Outre les contenants en Inox, la maison dispose aussi de cuves en béton carrelé, de 60 à 350 hectolitres, pour conserver ses vins de réserve. Mais pas de fûts. « Zéro bois », clame Damien Cambres. Une revendication plutôt rare en Champagne. « C’est une volonté de la maison de conserver l’originalité de ses vins avec l’Inox », affirme le chef de cave. Imaginée en 1999 par son prédécesseur, Dominique Petit, cette cuverie a été achevée en 2012.

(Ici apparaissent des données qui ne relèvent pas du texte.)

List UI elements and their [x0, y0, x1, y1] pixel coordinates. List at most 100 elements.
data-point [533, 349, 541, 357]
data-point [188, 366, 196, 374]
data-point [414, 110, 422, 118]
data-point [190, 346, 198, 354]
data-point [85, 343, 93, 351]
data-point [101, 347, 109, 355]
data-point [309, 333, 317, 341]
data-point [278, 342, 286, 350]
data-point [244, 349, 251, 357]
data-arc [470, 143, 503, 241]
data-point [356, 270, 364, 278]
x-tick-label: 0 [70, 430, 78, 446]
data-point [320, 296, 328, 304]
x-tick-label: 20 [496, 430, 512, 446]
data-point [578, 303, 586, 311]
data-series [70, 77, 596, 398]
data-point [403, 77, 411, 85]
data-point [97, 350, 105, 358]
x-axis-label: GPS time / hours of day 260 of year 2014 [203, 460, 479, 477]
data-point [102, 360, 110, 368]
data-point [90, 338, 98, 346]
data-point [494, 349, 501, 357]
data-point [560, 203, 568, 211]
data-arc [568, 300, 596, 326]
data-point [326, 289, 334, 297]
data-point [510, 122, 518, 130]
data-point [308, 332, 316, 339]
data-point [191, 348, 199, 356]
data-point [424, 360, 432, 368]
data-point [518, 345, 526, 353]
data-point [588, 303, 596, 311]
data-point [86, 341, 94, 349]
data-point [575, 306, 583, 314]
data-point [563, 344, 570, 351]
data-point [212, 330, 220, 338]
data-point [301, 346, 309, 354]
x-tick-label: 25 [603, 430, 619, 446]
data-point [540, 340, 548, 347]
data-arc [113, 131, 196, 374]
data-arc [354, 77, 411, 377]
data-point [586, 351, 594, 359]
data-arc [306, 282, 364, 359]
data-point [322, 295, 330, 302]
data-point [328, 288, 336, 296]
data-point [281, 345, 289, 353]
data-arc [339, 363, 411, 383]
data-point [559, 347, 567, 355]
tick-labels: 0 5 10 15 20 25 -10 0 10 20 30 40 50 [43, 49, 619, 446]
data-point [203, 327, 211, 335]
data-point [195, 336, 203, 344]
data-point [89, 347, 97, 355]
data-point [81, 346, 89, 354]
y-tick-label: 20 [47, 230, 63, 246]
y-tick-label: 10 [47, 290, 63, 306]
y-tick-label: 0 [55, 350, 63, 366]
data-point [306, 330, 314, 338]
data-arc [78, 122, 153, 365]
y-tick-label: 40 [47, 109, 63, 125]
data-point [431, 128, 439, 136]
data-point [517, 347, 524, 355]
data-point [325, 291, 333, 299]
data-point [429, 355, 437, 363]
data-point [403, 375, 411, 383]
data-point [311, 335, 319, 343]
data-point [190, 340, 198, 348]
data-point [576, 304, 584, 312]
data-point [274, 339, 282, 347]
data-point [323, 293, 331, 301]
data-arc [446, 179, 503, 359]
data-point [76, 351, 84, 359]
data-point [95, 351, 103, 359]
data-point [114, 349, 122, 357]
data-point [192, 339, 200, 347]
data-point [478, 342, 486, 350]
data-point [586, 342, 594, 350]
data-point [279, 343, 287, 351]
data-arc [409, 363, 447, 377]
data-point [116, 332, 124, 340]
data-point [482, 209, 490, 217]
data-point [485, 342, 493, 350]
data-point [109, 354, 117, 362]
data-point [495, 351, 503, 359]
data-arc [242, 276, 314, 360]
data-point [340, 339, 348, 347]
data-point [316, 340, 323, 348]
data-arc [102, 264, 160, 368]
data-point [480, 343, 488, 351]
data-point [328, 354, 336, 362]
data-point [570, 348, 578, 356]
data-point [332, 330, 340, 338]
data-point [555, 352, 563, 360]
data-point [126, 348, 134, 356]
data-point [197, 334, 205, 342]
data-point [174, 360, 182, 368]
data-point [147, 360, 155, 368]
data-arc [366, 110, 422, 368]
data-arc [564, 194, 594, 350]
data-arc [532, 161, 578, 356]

Pol Roger, fait rare, est l’une des grandes maisons de champagne à être restée indépendante. Elle revendique une histoire qui remonte à la moitié du XIXe siècle et qui mène la famille d’Aÿ-Champagne (Marne), village d’origine, à Epernay, à 4 kilomètres de là, où elle s’installe en 1851. Pol Roger, né la veille de Noël en 1831, crée sa maison de négoce de vins à 18 ans. Six mois après sa création en 1849, Pol Roger vend « 3 769 bouteilles et 825 demi-bouteilles ». Un siècle plus tard, en 1949 donc, ce sont « 267 938 bouteilles » qui ont été exportées dans 55 pays, racontent les archives de la maison sparnacienne.